Aandelenbeurzen Net als in 2010 ging ook vorig jaar de AEX-index voorspoedig van start en deze bereikte op 18 februari een hoogste slotstand van 374 punten. Daarna ging het snel bergafwaarts met de koersen. Met een verlies van ruim 20% eindigde het derde kwartaal van 2011 zelfs in de top 10 van slechtste kwartalen ooit (start AEX-index: 1983). Door het uitblijven van slecht nieuws liepen de aandelenkoersen de laatste vijf weken van het jaar weer op en zo werd een deel van het eerdere verlies goedgemaakt. Gedurende de verslagperiode verloor de AEX-index uiteindelijk 12% om te eindigen op ruim 312 punten. Op Europees sectorniveau was er afgelopen jaar zowel een duidelijke winnaar als een verliezer. De sector die er in positieve zin uitsprong, was de sector Gezondheidszorg. Beleggers kozen voor aandelen uit deze sector wegens
4
de geringe afhankelijkheid van de economische cyclus, de aantrekkelijke waardering en het hoge dividendrendement. Sanofi, het zwaarwegende aandeel in deze sector, steeg, inclusief het ontvangen dividend, met 24%. De sector die een flinke veer moest laten werd gevormd door de financials. Gemiddeld daalde deze sector met 31% waarbij afwaarderingen van meer dan 50% geen uitzondering waren. Commerzbank, de tweede bank van Duitsland op basis van het balanstotaal, daalde zelfs met 71%. Verder daalde de sector Nutsbedrijven met 25%. Deze sector kwam onder druk nadat in Duitsland besloten werd om diverse kerncentrales op termijn te gaan sluiten, naar aanleiding van de ramp in Fukushima. Gedurende de verslagperiode daalden de aandelenkoersen van de Duitse energiereuzen E.On en RWE met respectievelijk 27% en 45%. Niet alleen de AEX-index, maar vrijwel alle aandelenbeurzen deden in 2011 een flinke stap terug. De EuroStoxx 50-index daalde afgelopen jaar met 17%, een resultaat waar weinig analisten aan het begin van 2011 rekening mee hielden. Negatieve uitschieters in Europa waren Italië (-25%), Portugal (-28%), Oostenrijk (-35%) en Griekenland (-52%). De AEX-index deed het met een verlies van 12% dan nog relatief goed in Europa. De beurzen in Oost-Europa en Latijns-Amerika gingen relatief hard onderuit waarbij ‘minnen’ van 20% of meer (gemeten in euro’s) eerder regel dan uitzondering waren. Opvallend negatieve uitschieters waren Brazilië (-25%) en Turkije (-34%). De grotere aandelenbeurzen in Azië zoals die van China (-16%), Hong Kong (-17%) en India (-35%) deden eveneens een flinke stap terug. De positieve uitzondering van het afgelopen jaar was de VS. Daar sloot de toonaangevende S&P-index exact op dezelfde stand als het jaar daarvoor, namelijk op 1257 punten.

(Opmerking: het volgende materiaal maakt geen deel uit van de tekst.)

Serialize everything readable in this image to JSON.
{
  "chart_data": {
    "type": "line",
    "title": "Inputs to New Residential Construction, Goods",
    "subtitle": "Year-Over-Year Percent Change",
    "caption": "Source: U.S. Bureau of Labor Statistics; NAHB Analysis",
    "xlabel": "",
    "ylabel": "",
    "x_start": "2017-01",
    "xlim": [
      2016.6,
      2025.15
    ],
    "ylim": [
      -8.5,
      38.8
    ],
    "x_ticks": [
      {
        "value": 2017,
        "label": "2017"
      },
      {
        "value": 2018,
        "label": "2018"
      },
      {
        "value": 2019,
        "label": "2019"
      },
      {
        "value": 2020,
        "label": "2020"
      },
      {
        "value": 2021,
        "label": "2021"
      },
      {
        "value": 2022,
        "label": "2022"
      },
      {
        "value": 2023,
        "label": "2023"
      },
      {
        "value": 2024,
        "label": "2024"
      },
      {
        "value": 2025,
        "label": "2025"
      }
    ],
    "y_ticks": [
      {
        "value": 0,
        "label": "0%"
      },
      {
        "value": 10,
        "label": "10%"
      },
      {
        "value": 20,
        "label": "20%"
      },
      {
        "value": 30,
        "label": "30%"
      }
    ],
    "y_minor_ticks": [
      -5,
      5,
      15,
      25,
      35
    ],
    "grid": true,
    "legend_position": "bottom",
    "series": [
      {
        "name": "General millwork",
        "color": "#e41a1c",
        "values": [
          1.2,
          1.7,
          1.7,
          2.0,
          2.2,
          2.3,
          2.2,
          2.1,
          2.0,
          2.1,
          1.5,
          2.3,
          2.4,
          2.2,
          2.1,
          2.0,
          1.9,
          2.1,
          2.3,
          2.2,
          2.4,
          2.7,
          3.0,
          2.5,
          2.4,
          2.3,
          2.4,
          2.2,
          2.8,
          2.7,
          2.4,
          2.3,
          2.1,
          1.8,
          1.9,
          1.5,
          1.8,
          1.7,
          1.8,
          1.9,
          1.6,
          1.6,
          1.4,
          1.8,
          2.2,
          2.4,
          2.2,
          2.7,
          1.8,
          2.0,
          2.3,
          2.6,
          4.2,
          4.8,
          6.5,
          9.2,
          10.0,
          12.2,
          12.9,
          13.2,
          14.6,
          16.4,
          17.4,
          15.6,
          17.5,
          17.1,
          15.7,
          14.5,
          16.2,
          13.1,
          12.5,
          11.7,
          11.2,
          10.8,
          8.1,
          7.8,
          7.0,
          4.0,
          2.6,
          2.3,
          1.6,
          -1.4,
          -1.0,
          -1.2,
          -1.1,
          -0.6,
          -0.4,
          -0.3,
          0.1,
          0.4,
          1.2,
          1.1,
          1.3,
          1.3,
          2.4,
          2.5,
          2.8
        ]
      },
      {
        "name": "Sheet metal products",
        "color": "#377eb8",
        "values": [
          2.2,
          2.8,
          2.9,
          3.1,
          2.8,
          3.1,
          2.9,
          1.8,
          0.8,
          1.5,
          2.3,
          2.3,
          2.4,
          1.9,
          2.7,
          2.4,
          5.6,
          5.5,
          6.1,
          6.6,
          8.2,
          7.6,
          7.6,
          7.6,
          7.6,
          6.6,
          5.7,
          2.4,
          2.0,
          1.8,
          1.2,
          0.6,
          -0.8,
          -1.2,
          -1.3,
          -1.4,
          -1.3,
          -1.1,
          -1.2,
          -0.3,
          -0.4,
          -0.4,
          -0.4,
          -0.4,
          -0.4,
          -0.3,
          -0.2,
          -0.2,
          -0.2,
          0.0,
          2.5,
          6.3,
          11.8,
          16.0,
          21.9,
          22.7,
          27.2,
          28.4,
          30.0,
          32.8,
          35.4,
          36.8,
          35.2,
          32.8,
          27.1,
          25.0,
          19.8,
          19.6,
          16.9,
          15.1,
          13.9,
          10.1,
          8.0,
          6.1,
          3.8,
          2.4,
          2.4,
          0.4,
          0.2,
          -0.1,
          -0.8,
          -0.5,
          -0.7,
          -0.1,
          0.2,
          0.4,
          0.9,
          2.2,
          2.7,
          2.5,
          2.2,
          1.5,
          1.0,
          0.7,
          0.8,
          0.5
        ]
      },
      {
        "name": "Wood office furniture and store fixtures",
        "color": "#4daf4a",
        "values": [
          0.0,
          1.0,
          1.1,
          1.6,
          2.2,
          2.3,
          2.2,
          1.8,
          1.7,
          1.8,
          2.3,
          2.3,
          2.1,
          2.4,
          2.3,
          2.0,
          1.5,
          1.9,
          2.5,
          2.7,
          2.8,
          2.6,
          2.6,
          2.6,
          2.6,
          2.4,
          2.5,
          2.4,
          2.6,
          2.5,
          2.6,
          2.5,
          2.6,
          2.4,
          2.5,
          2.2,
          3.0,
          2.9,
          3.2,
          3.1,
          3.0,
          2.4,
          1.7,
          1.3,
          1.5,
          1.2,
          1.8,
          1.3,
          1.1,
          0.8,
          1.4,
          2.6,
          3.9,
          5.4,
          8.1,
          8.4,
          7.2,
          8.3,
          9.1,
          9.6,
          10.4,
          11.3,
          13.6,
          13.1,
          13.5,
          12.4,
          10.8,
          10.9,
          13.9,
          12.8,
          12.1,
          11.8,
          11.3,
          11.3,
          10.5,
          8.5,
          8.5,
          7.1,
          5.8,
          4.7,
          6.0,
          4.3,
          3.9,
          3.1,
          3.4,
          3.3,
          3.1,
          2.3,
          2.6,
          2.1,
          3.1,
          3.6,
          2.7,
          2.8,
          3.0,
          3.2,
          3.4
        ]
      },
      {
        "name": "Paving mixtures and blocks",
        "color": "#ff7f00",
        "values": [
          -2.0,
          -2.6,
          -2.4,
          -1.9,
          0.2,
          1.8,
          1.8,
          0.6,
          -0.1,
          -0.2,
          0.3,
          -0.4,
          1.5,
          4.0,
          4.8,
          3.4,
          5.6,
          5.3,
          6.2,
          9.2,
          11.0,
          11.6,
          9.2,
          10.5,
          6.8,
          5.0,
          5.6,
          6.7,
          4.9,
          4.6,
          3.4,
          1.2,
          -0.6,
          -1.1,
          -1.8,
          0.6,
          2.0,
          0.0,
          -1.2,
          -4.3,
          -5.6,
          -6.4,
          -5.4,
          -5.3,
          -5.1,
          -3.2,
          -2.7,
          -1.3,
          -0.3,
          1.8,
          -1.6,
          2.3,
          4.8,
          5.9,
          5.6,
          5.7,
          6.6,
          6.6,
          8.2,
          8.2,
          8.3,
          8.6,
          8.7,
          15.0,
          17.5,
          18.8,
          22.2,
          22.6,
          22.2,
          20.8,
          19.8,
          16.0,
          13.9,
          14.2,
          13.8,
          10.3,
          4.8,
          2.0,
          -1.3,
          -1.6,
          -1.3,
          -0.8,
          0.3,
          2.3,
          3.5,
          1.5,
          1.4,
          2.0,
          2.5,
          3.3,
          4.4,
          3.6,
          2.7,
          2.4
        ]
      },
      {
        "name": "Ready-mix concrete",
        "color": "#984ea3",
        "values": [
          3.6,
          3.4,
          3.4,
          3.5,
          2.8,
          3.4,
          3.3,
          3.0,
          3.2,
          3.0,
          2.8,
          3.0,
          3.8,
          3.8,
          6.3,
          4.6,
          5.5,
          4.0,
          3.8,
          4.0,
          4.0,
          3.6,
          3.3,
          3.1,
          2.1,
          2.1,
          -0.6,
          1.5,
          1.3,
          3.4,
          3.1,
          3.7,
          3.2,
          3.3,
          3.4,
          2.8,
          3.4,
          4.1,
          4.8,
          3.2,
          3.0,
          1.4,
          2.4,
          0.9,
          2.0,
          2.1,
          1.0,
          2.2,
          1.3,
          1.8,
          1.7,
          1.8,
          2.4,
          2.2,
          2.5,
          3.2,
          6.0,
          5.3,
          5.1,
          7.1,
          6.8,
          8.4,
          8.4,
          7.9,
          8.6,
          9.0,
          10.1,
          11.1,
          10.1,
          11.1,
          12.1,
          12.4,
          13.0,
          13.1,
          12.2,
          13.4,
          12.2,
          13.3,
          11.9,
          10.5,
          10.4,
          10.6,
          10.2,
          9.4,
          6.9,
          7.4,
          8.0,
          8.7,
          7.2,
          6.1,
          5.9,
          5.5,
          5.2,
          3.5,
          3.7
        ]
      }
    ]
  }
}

Overige beleggingscategorieën Andere beleggingscategorieën zoals hedge funds (-9%), grondstoffen (-13%) en mid- en smallcapaandelen (-26%) deelden mee in de malaise op de financiële markten en boden beleggers weinig soelaas. Uitzonderingen binnen de categorie grondstoffen waren ruwe olie en goud. Deze grondstoffen stegen in het afgelopen jaar respectievelijk met 8 en 10%. Daarnaast bewezen eigenlijk alleen de eerdergenoemde obligaties hun stabiliteit en die lieten gemiddeld een positief resultaat van 2 à 3% zien in 2011. Binnen de Europese obligaties waren er overigens wel degelijk grote verschillen in performance. Zo daalden Italiaanse staatsleningen gemiddeld met 6%, maar stegen Duitse staatsleningen met bijna 10%. Nederlandse staatsleningen stegen met circa 9% in 2011.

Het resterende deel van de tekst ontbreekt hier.